13 Haziran 2011 Pazartesi

Steve McClaren ve Nottingham Forest


Bazı takımlar vardır futbolda ister kulüp ister milli takım olsun. Yaşınız yetmese de onları izlemeye önce duyarsanız ne harika takım diye. Sonra merak edersiniz. Haklarında ne varsa okursunuz. Sevginiz, saygınız arttıkça onlara, dvd'sini alırsınız yada internetten maçlarını indirirsiniz. Mesela 1982'nin Brezilya milli takımını tam bilmem ben. Daha 5 yaşındaydım. Ama öyle bir anlatıyorlardı ki herşeyi öğrendim haklarında. Maçlarını izledim sonra. Şimdi bana sorsan 11'ini sayarım neredeyse. Daha birçok hikaye var bende böyle. Nottingham Forest da benim için böyle bir kulüp. Fırtına gibi estiği dönemde izleyemesem de sonraları önce okudum sonra izledim ve hayran kaldım Robin Hood'un memleketine. Bu hayranlığımın oluşmasında Lig Tv'den Mehmet Özkan'ın da katkısı yok değil tabi. Bu işe yeni başladığım dönemde çok şey anlattı bana. İşte böyle başladı Brian Clough ve Nottingham sempatim. Benim için bir Liverpool, bir Real Madrid olmasa da Premier Ligde olmalarını çok isterim açıkçası. Bir dönem ciddi şekilde yaşadıkları maddi zorluklardan sonra başkan Nigel Doughty'nin özellikle son 2 sezonda 25 milyon pound gibi önemli bir miktarı kulüp için harcamasıyla Lig 1'den Championship'e çıktılar ve geçen sezon Swansea'ye Play-Off'larda mağlup olarak Premier Ligin kapısından döndüler. Kulüp yönetimi bunun üzerine bu sezon biraz daha para harcamayı göze aldı. İlk iş olarakta her ne kadar Wolfsburg'ta beklentileri karşılayamasa da Twente'nin adını Avrupa arenasında duyuran İngiliz Steve McClaren'ı göreve getirdiler.

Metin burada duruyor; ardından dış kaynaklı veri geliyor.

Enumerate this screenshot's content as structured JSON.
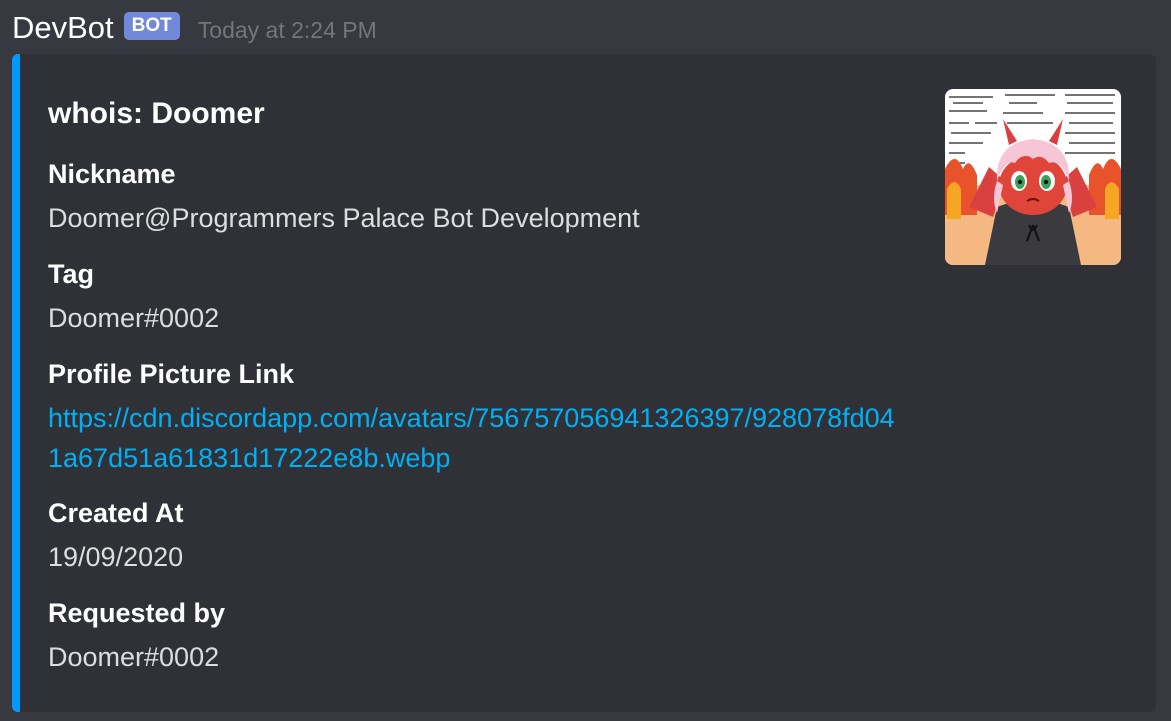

Sir Alex'in yardımcılığını yaptığı yıllarda Manchester United'ta elde edilen birçok başarıda önemli katkısı bulunan sonrasında Middlesbrough ile tek adamlığının ilk sınavını iyi veren McClaren, İngiltere milli takımına tarihinin en kötü dönemlerinden birini yaşatsa da sonrasında Twente'yle kazandığı şampiyonlukla bir kez daha adından söz ettirmeyi başarmıştı. Kartvizitinde kazandığı kupalara göre bence işi çok daha zor İngiliz menajerin. Premier Lige çıkmak kolay bir iş değil. Aslında tüm büyük liglerde bir alt ligden çıkmak kolay değil. Aklıma Mustafa Denizli'yi takımın başına getiren Manisa geliyor. İngiltere'de de ünlü menajerler alt ligden bir takımı çalıştırmasına rağmen Premier Lig bileti alamamıştı. Kulübün direktörü Mark Arthur, yaptıkları seçimden oldukça mutlu. İyi bir kadroya saihp olduklarını düşünüyor ve tabi ki Premier Lige çıkmak için biraz daha para harcamak zorunda oldukları biliyor. Eğer McClaren bu parayı doğru şekilde harcayıp Nottingham'ın son yıllarda olduğu gibi sezon içerisinde keskin iniş çıkışlar yaşamasına izin vermezse 12 yıllık özleme son verebilirler. Bizde bu efsane takımı bir kez daha Premier Ligde izlemenin keyfini yaşarız.